Stothard: The decision to litigate is baffling
A case recently picked up by the website Free Movement deserves wider attention across the legal community. The case of Jen and Jamie Limited v Secretary of State for the Home Department is extraordinary – not because of its legal complexity, but because it ever reached trial at all.
At the heart of the matter is an £80,000 civil penalty levied against a convenience store business for employing two individuals in breach of immigration rules. The workers in question were in the UK on health and care visas but had been made redundant.
Under the conditions of their visas, they were not permitted to work elsewhere until they had secured a new visa which allowed working. Despite this, they were invited to work at the store on a ‘voluntary’ basis, purportedly to gain retail experience.

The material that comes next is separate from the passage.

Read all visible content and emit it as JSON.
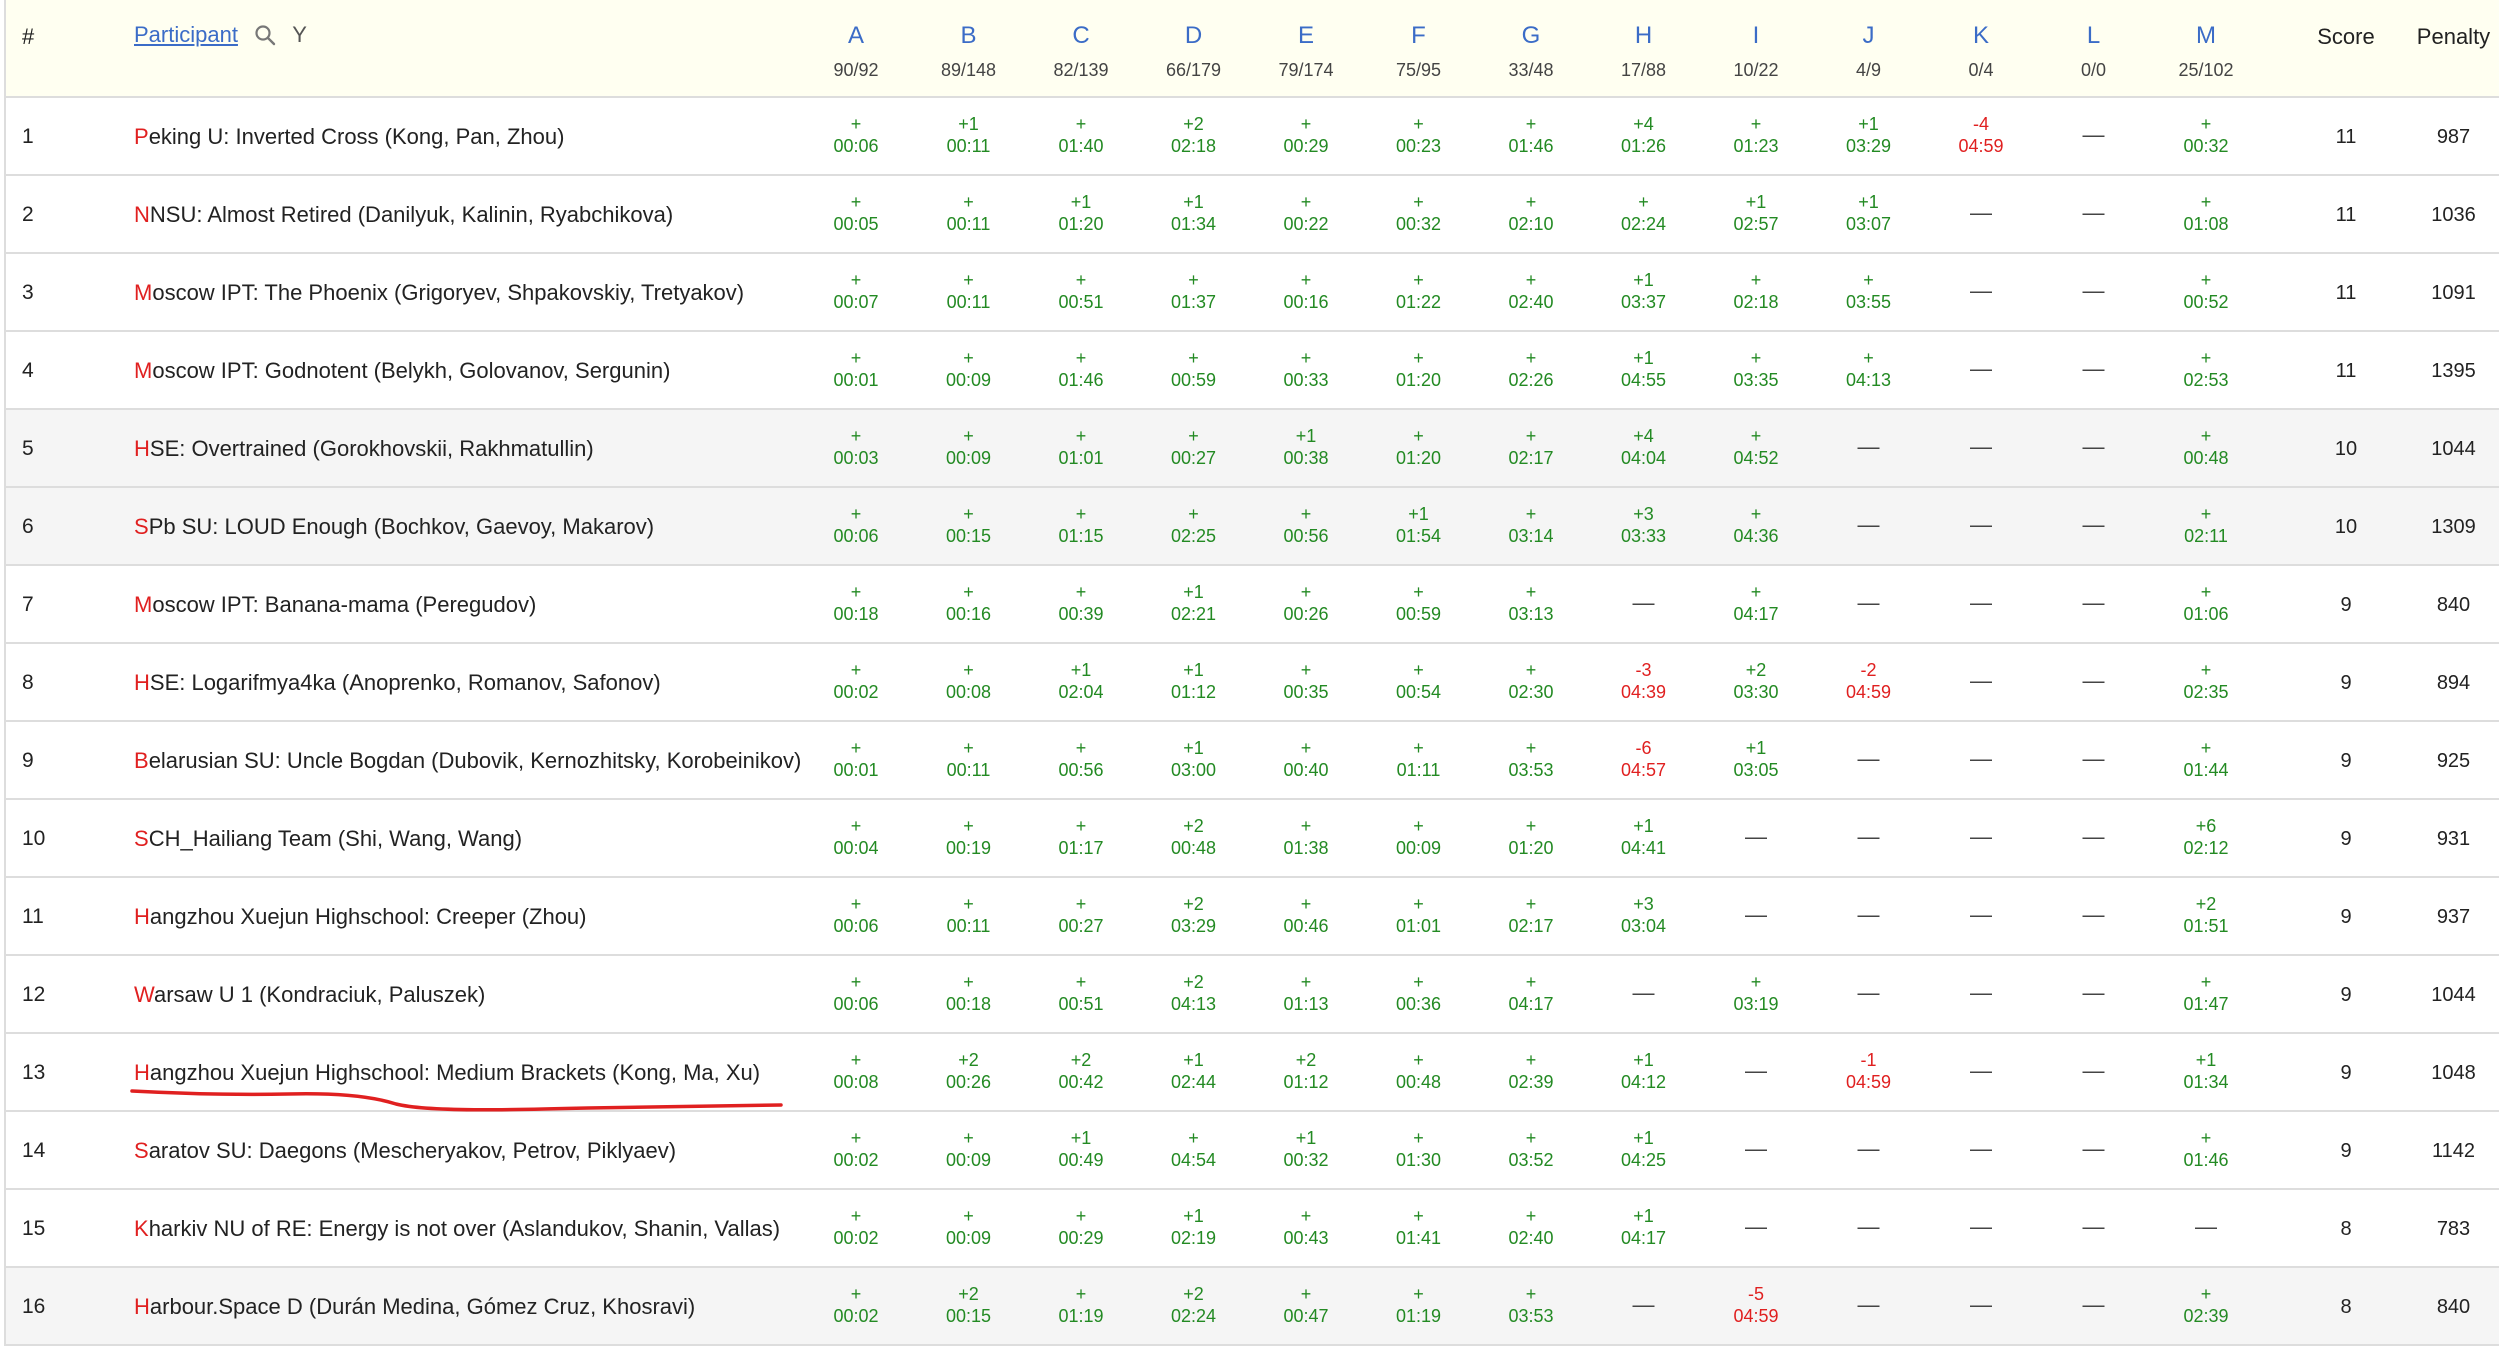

The facts, however, painted a different picture. The individuals worked regular shifts of three to four hours per day. They performed key retail duties, such as staffing the counter and stocking shelves. They sold tobacco and lottery products. They told immigration officials that they hadn’t yet been paid but expected to be paid £5.50 an hour after training – less than half the national minimum wage.

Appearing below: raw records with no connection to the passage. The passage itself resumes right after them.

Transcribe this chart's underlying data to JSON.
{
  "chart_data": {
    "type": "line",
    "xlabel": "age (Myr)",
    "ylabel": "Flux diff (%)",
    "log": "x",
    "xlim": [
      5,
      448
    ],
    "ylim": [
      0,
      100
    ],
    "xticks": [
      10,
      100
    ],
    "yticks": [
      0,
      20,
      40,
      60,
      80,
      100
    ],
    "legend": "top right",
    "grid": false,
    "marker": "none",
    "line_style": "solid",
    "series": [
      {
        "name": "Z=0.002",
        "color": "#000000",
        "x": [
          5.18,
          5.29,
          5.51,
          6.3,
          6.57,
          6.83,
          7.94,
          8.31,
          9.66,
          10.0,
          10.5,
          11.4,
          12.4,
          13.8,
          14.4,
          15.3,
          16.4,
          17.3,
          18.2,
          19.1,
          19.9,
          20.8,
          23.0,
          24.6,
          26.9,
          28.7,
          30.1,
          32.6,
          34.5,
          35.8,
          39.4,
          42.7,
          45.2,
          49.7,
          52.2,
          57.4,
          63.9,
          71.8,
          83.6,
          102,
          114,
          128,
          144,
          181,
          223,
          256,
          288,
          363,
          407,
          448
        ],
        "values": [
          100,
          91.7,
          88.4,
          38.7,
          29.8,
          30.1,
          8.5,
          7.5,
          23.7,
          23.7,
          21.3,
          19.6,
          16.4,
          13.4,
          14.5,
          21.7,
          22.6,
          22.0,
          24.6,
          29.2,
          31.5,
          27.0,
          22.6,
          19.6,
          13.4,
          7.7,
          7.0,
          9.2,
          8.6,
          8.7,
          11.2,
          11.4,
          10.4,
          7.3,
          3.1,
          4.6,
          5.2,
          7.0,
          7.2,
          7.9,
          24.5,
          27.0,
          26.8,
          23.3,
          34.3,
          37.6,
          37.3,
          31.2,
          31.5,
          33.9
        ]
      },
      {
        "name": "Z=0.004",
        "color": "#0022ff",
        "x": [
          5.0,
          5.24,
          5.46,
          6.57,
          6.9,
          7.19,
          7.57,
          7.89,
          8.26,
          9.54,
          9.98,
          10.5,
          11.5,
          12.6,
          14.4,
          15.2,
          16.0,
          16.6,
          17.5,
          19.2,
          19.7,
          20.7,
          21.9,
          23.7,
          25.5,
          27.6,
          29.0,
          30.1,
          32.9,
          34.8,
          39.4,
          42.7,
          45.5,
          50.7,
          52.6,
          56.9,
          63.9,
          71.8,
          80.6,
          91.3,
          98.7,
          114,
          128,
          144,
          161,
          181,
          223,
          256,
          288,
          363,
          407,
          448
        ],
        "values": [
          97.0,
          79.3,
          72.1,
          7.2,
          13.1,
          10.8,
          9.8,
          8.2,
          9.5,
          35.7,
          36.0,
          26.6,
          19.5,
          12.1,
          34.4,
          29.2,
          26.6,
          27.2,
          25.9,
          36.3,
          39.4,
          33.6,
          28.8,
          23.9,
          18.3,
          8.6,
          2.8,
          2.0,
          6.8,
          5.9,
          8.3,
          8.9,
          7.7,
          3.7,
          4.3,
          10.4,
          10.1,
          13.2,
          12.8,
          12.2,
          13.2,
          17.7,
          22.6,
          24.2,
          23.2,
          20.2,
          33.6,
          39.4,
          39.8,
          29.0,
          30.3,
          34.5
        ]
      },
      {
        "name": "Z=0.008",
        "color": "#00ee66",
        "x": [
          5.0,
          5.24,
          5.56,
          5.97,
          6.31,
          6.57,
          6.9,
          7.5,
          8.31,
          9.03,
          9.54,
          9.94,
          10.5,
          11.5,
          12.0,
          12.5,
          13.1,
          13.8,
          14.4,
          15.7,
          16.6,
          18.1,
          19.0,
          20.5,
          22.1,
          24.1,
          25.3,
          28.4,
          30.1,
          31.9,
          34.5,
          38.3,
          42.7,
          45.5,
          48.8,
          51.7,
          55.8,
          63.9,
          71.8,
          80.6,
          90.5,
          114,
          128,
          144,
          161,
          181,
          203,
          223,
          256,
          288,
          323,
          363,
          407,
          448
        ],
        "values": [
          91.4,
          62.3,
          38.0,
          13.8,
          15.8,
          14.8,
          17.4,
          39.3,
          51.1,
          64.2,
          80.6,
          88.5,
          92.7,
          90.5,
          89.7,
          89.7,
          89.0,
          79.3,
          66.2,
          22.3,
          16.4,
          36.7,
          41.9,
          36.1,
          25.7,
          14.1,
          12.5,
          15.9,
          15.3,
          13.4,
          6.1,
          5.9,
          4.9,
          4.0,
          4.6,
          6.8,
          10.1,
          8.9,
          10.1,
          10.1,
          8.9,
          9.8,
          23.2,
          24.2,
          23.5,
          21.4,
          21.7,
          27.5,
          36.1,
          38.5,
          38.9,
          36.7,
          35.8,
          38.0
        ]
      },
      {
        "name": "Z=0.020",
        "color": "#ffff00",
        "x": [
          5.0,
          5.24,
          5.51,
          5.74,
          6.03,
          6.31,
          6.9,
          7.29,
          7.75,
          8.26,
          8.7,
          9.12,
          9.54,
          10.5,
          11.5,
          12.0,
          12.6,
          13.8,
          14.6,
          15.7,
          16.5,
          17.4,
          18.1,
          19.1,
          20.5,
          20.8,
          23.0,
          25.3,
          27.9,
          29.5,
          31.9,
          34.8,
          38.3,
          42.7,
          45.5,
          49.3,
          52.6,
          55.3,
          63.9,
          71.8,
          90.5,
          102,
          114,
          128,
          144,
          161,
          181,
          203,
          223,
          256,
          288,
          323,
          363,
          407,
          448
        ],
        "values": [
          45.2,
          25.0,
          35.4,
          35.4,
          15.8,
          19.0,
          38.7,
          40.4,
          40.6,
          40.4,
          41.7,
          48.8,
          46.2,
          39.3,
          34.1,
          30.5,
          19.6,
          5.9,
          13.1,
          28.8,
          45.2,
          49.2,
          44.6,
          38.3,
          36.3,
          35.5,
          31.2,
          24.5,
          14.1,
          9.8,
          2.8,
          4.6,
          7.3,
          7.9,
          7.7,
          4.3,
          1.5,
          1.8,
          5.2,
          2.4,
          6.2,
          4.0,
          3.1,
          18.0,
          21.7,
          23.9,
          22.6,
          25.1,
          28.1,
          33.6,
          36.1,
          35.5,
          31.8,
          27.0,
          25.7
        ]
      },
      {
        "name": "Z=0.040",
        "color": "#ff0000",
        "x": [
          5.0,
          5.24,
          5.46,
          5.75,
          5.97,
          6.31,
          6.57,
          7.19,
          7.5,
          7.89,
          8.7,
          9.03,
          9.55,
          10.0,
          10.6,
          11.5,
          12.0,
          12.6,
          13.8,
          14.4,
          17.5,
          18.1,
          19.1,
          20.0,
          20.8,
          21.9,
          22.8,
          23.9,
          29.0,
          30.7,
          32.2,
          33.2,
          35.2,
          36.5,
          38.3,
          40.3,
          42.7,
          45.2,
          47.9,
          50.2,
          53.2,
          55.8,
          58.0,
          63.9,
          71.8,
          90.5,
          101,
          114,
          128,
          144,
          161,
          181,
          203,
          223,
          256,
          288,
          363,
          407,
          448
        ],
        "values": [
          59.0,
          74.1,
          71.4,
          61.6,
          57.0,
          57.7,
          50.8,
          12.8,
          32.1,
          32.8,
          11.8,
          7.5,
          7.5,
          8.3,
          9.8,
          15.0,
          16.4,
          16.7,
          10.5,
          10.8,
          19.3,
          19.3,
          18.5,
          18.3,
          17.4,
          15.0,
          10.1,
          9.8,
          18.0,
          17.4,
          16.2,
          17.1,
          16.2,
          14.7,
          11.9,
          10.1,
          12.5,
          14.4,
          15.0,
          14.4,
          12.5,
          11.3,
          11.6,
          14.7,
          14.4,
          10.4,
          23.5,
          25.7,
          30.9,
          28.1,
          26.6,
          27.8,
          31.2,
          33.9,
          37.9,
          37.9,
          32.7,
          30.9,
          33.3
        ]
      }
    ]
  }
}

Jen and Jamie Limited’s arguments were feeble. They claimed the burden of proof lay with the Home Office, that the penalties were excessive, and that the individuals in question were simply volunteers. When those claims didn’t work, they attempted to reframe the working arrangement as unpaid training.
For good measure they threw in the implication of procedural unfairness and suggested that the owner’s English proficiency hindered his ability to engage with immigration officers.

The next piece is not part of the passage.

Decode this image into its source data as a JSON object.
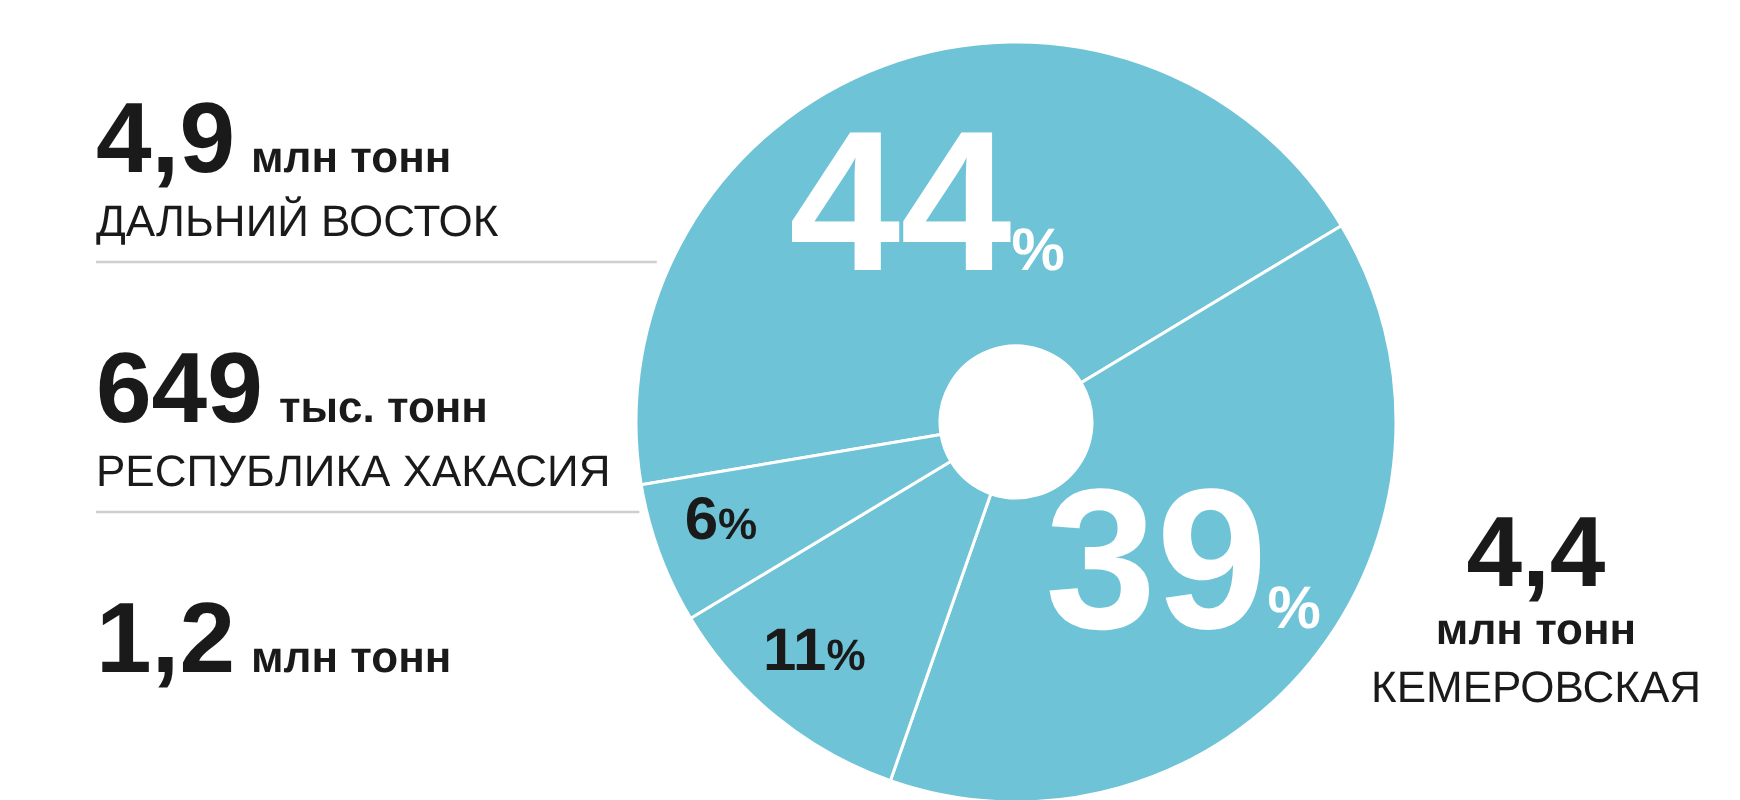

The appeal was rejected on all substantive grounds. The court found that the workers undertook regular shifts, performed core duties, and expected payment – hallmarks of employment under UK law.
The court found that the burden of proof rested squarely with the appellant, and that the court did not have unfettered discretion to adjust penalties based on the appellant’s ability to pay. The argument of procedural unfairness was trumped by the fact that the owner had stated in his witness statement that he could speak English just fine.
What’s most baffling is the decision to litigate. Civil penalties are not optional suggestions; they are enforceable consequences for breaching immigration law. Attempting to evade them through weak appeals not only fails legally but can backfire reputationally and financially.
Rarely do civil penalty challenges reach trial for this very reason. The appellant could have accepted a discounted penalty of £56,000 if paid within 21 days. Instead, they pursued an appeal which failed and exposed them to greater financial liability and reputational damage.
The judgment is now public, and with it, a deeply troubling account of how two vulnerable individuals – recently made redundant and reliant on their visa status – were placed in a position where they were expected to work without pay, under the guise of training.
The arrangement was legally indefensible and entirely unethical. It exposed a disregard for the rights and dignity of migrant workers.
Jen and Jamie Limited is a reminder that not every fight is worth picking. When the evidence points to exploitation, the best course is to accept responsibility, better your processes, mitigate the damage, and move forward.
Pursuing litigation in the face of such facts risks compounding harm – not only to the individuals affected, but to the organisation’s credibility and standing.
For immigration practitioners and employment lawyers alike, this case reinforces the need for clear, honest advice and a strong understanding of the risks associated with illegal working and civil penalty challenges.
The stakes are high, and as this case shows, the consequences of getting it wrong can be severe.